February 11, 2006
Ergonomics on Rail - One worker makes a difference   Feature in the Jan/Feb CAW Health & Safety Newsletter
If you travel in the Windsor-Quebec City corridor in a VIA Rail club car you will be provided with a hot meal. If you make your reservation
at the last moment there may not be time to ensure that there is a meal for you when you board.  For this reason meal banks have
been established at key en route points such as Ottawa, Kingston and Quebec City.  Extra meals are stored and transported in a
container referred to as "the meal bank".  These meal banks are delivered to the en route points by the first trains of the day, where
they can be drawn upon during the day by other trains where the first class service requires it.

For twenty-five years the meal bank consisted of a large aluminum box, with a narrow folding metal handle.  The front lids had been
long since been replaced by a plastic cling film.  The box is designed to be moved only a short distance, from fridge to transporter.  
Due to its wide shape, the box was awkward to walk with.  It could not be tilted forwarded because the meals could slide out, or
sideways as this would cause the food to spill.  But it could only be held with one hand.  Employees had to carry this box up and down
stairs, across icy platforms, and under the pressure of causing a train delay and consequent financial penalties to the railway. It will
not surprise you to learn that the prime cause of workplace injuries are related to lifting and moving supplies and baggage.

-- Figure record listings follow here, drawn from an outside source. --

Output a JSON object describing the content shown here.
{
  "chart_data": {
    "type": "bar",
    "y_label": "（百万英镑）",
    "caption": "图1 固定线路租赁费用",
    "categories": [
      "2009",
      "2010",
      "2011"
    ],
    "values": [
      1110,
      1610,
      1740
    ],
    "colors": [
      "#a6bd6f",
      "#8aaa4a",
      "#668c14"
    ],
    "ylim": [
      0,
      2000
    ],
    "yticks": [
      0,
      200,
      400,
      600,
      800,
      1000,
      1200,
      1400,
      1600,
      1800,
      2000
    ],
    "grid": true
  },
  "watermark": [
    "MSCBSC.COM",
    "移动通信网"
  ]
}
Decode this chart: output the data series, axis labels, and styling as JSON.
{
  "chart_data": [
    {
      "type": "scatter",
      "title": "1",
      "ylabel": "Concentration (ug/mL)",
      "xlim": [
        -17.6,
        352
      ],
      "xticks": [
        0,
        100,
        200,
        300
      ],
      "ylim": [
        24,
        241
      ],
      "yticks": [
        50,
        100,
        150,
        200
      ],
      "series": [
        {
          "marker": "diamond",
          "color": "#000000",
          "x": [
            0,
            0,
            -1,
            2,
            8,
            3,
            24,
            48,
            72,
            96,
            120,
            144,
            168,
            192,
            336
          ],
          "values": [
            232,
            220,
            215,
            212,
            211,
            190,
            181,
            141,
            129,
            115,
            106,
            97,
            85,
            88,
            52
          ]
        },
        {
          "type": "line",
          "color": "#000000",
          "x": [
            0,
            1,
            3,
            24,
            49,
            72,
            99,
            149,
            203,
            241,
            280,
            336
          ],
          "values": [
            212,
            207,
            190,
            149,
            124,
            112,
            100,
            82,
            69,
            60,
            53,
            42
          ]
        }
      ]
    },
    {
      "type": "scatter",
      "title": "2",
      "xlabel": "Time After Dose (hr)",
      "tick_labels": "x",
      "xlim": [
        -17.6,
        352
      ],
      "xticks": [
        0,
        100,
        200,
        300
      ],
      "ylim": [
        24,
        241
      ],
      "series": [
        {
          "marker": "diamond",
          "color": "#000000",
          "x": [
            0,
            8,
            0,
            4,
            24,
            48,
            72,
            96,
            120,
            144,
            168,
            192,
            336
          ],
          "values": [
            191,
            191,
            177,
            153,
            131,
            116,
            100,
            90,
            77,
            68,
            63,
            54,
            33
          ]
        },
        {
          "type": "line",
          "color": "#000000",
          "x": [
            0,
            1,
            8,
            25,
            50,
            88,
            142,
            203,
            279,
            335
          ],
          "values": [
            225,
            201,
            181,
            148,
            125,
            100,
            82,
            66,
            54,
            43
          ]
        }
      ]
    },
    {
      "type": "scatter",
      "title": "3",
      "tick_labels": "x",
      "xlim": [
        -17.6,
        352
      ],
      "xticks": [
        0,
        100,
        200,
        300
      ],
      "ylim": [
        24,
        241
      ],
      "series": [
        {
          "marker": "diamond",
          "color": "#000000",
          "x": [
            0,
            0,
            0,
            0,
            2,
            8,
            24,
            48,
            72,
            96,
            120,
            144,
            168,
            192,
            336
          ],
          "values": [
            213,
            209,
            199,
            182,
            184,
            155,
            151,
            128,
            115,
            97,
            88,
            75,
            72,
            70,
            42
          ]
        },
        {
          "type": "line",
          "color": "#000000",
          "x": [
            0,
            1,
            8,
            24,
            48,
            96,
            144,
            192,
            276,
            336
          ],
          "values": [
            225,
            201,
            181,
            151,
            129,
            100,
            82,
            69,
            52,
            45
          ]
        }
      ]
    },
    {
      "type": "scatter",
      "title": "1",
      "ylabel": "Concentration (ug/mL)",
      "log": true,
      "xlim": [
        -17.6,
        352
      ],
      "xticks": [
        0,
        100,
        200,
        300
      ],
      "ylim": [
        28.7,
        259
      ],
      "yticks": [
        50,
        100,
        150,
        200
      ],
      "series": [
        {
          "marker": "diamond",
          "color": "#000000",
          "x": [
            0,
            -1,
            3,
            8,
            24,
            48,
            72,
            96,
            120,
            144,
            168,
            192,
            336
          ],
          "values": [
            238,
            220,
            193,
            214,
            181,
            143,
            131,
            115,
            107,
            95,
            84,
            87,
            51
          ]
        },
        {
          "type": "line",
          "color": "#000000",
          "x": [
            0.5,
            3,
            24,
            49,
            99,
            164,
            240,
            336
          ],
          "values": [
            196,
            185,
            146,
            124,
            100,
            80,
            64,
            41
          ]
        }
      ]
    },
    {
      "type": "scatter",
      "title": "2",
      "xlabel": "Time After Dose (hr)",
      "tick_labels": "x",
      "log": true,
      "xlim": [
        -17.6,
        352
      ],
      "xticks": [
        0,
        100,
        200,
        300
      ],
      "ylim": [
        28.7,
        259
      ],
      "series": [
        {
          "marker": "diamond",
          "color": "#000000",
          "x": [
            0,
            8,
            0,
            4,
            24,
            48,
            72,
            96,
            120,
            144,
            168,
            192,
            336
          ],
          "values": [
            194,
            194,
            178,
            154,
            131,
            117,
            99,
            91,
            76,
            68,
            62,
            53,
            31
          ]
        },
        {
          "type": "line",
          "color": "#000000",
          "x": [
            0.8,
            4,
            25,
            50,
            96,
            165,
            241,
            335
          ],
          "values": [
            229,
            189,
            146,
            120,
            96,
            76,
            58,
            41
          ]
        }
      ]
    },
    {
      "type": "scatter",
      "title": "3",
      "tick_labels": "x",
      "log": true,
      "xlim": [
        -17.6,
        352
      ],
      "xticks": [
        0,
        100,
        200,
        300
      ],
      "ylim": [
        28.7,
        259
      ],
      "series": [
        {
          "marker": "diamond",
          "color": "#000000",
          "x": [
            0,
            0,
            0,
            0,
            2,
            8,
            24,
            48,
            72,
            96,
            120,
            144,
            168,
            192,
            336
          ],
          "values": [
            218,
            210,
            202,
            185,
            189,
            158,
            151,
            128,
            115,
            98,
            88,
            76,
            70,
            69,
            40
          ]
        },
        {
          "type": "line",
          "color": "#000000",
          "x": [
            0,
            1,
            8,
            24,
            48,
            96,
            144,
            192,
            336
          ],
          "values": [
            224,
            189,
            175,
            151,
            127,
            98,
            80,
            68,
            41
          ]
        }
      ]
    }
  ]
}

For years on train employees have complained about the size, shape and weight of the meal bank.  But nobody could do anything
about it. Until one worker decided to take action.
Council 4000 member Karen Sawyer
Train Service Manager for VIA Rail
Sister Karen Sawyer is an on train service manager, working out of the Toronto
terminal, with eight years service for VIA Rail.  She is a member of CAW National
Council 4000, representing railway workers both on and off train.  In an interview
with Ron Moisenko for the Health and Safety Training Fund's new course on
workplace stress, she stated that, "I just kept looking at those boxes, going 'One day
I'm going to be walking down the steps, I'm going to flip. I'm going to break my
back'."  She explained further, "I'm in a physical job, so I have to constantly be
thinking of how I lift baggage properly, how I'm walking on the train, how I'm lifting
the door platform up."

Karen had brought up her concern at a staff meeting in January, 2005.

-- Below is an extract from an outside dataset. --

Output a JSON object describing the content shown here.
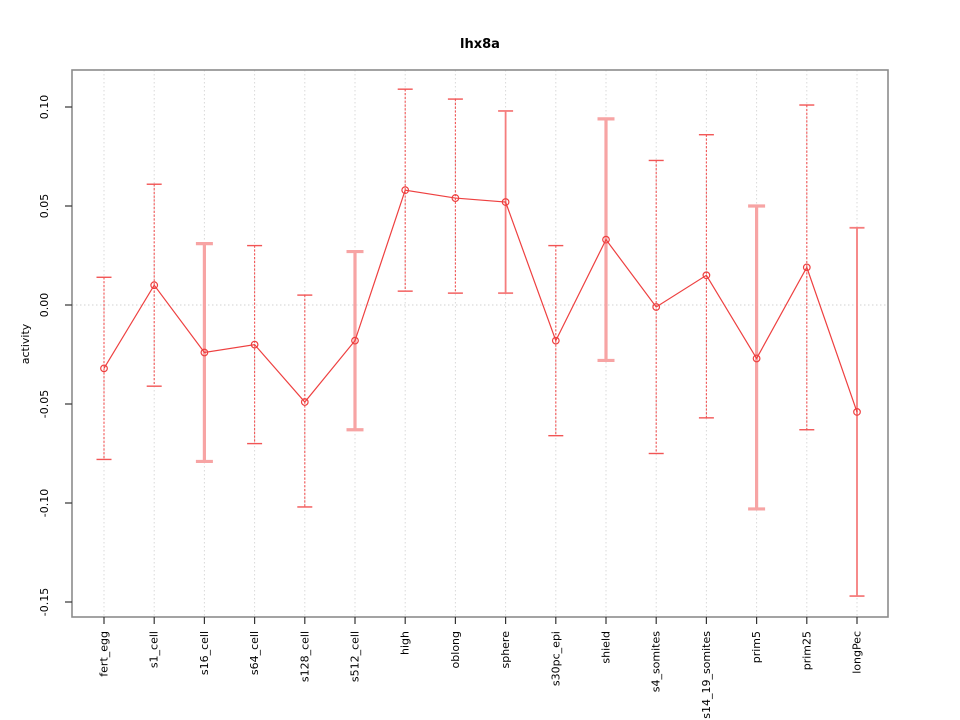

When no change ensued after several months,
she continued to document the hazardous
condition in her trip reports, stating her fear of
long term side effects, and suggesting that she
might be obliged to make a work refusal if there
was no change.  Even though there is not yet an
ergonomics regulation in the federal jurisdiction,
Karen sought advice on how to make change in
her workplace.
Old and new meal bank boxes
VIA Rail Club Car
CAW Council 4000 National Health & Safety
Representative, Ken Cameron

After obtaining advice from her health and safety representative, Ken Cameron, she
decided to lodge a complaint under the Canada Labour Code, section 127.1.  Using
the form that had been developed jointly by the union and the company, Karen
reported that, "Meal bank boxes too large, not able to safely carry them.  Causes
strain in shoulder and could easily fall in winter on steps getting them off the train."

Her supervisor replied that the hazard was well-known but did not have the authority
to act and would pass the matter to another supervisor.

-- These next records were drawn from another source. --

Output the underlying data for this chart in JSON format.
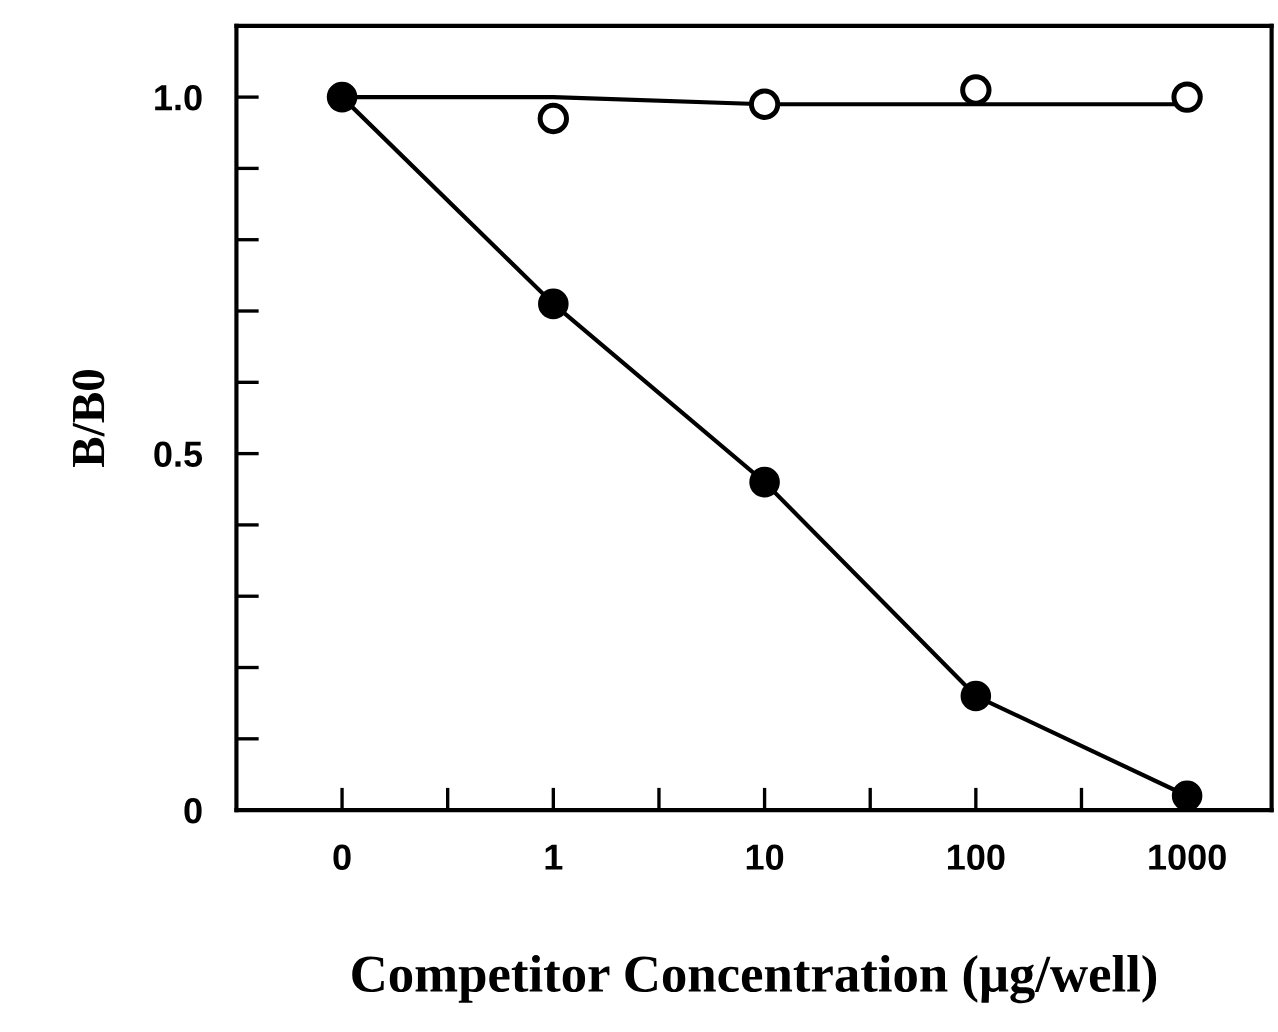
{
  "chart_data": {
    "type": "line",
    "xlabel": "Competitor Concentration (μg/well)",
    "ylabel": "B/B0",
    "categories": [
      "0",
      "1",
      "10",
      "100",
      "1000"
    ],
    "ylim": [
      0,
      1.1
    ],
    "yticks": [
      0,
      {
        "value": 0.1,
        "label": null
      },
      {
        "value": 0.2,
        "label": null
      },
      {
        "value": 0.3,
        "label": null
      },
      {
        "value": 0.4,
        "label": null
      },
      {
        "value": 0.5,
        "label": "0.5"
      },
      {
        "value": 0.6,
        "label": null
      },
      {
        "value": 0.7,
        "label": null
      },
      {
        "value": 0.8,
        "label": null
      },
      {
        "value": 0.9,
        "label": null
      },
      {
        "value": 1.0,
        "label": "1.0"
      }
    ],
    "grid": false,
    "legend": false,
    "series": [
      {
        "marker": "circle",
        "color": "#000000",
        "values": [
          1.0,
          0.71,
          0.46,
          0.16,
          0.02
        ]
      },
      {
        "type": "scatter",
        "marker": "circle",
        "color": "#000000",
        "values": [
          null,
          0.97,
          0.99,
          1.01,
          1.0
        ]
      },
      {
        "type": "line",
        "color": "#000000",
        "values": [
          1.0,
          1.0,
          0.99,
          0.99,
          0.99
        ]
      }
    ]
  }
}
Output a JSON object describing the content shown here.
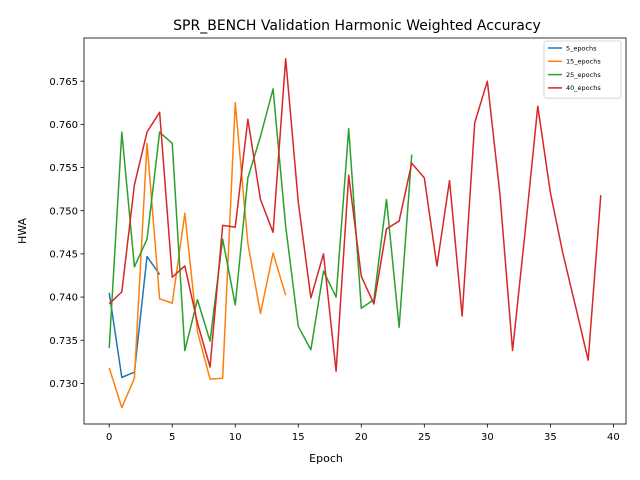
{
  "chart_data": {
    "type": "line",
    "title": "SPR_BENCH Validation Harmonic Weighted Accuracy",
    "xlabel": "Epoch",
    "ylabel": "HWA",
    "xlim": [
      -2.0,
      41.0
    ],
    "ylim": [
      0.7253,
      0.77
    ],
    "xticks": [
      0,
      5,
      10,
      15,
      20,
      25,
      30,
      35,
      40
    ],
    "yticks": [
      0.73,
      0.735,
      0.74,
      0.745,
      0.75,
      0.755,
      0.76,
      0.765
    ],
    "ytick_labels": [
      "0.730",
      "0.735",
      "0.740",
      "0.745",
      "0.750",
      "0.755",
      "0.760",
      "0.765"
    ],
    "grid": false,
    "legend_position": "top-right",
    "series": [
      {
        "name": "5_epochs",
        "color": "#1f77b4",
        "x": [
          0,
          1,
          2,
          3,
          4
        ],
        "y": [
          0.7405,
          0.7307,
          0.7313,
          0.7447,
          0.7426
        ]
      },
      {
        "name": "15_epochs",
        "color": "#ff7f0e",
        "x": [
          0,
          1,
          2,
          3,
          4,
          5,
          6,
          7,
          8,
          9,
          10,
          11,
          12,
          13,
          14
        ],
        "y": [
          0.7318,
          0.7272,
          0.7306,
          0.7578,
          0.7398,
          0.7393,
          0.7497,
          0.736,
          0.7305,
          0.7306,
          0.7625,
          0.7462,
          0.7381,
          0.7451,
          0.7402
        ]
      },
      {
        "name": "25_epochs",
        "color": "#2ca02c",
        "x": [
          0,
          1,
          2,
          3,
          4,
          5,
          6,
          7,
          8,
          9,
          10,
          11,
          12,
          13,
          14,
          15,
          16,
          17,
          18,
          19,
          20,
          21,
          22,
          23,
          24
        ],
        "y": [
          0.7341,
          0.7591,
          0.7435,
          0.7467,
          0.7591,
          0.7578,
          0.7338,
          0.7397,
          0.7349,
          0.7467,
          0.7391,
          0.7538,
          0.7586,
          0.7641,
          0.7482,
          0.7366,
          0.7339,
          0.743,
          0.74,
          0.7595,
          0.7387,
          0.7397,
          0.7513,
          0.7365,
          0.7565
        ]
      },
      {
        "name": "40_epochs",
        "color": "#d62728",
        "x": [
          0,
          1,
          2,
          3,
          4,
          5,
          6,
          7,
          8,
          9,
          10,
          11,
          12,
          13,
          14,
          15,
          16,
          17,
          18,
          19,
          20,
          21,
          22,
          23,
          24,
          25,
          26,
          27,
          28,
          29,
          30,
          31,
          32,
          33,
          34,
          35,
          36,
          37,
          38,
          39
        ],
        "y": [
          0.7392,
          0.7406,
          0.753,
          0.7591,
          0.7614,
          0.7423,
          0.7436,
          0.737,
          0.7319,
          0.7483,
          0.7481,
          0.7606,
          0.7513,
          0.7475,
          0.7676,
          0.751,
          0.7399,
          0.745,
          0.7314,
          0.7541,
          0.7424,
          0.7392,
          0.7479,
          0.7488,
          0.7555,
          0.7538,
          0.7436,
          0.7535,
          0.7378,
          0.7602,
          0.765,
          0.7519,
          0.7338,
          0.7476,
          0.7621,
          0.7521,
          0.745,
          0.7389,
          0.7327,
          0.7518
        ]
      }
    ]
  }
}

Karen observed about this process that, "The system is not conducive to easily
putting in a complaint.  The system that exists currently is fairly slow and arduous,
and it requires somebody to really feel very passionate about pursuing a complaint."

When still no resolution was forthcoming, Karen then advanced her complaint to a
Transport Canada Health and Safety Officer, Ms. Michelle Cartmill.  This resulted in a direction to the employer on August 22, 2005,
citing them for failing "to investigate, record and report" the matter, ensuring "that each employee is made aware of every known or
foreseeable hazard in the area where the employee works when required to use meal bank boxes.  This failure could result in an
injury to a VIA Rail Canada employee."

"But it took twenty-five years for someone to finally speak up and say, 'I don't care how long it takes.  I'm going to get rid of these
boxes.'  How many times is someone going to feel that passionate, because once you get discouraged a little bit, you just go 'Oh, to
hell with it.  Just forget it.  It's not worth it'."

Her fellow workers will be happy that Karen Sawyer did not give up.  Even some of her supervisors now say to her, "It's really good that
you did this."  She observes that "people are more inclined to pursue a complaint if they feel there is going to be a positive result, not
just in 'I was successful' but in positive reinforcement as well."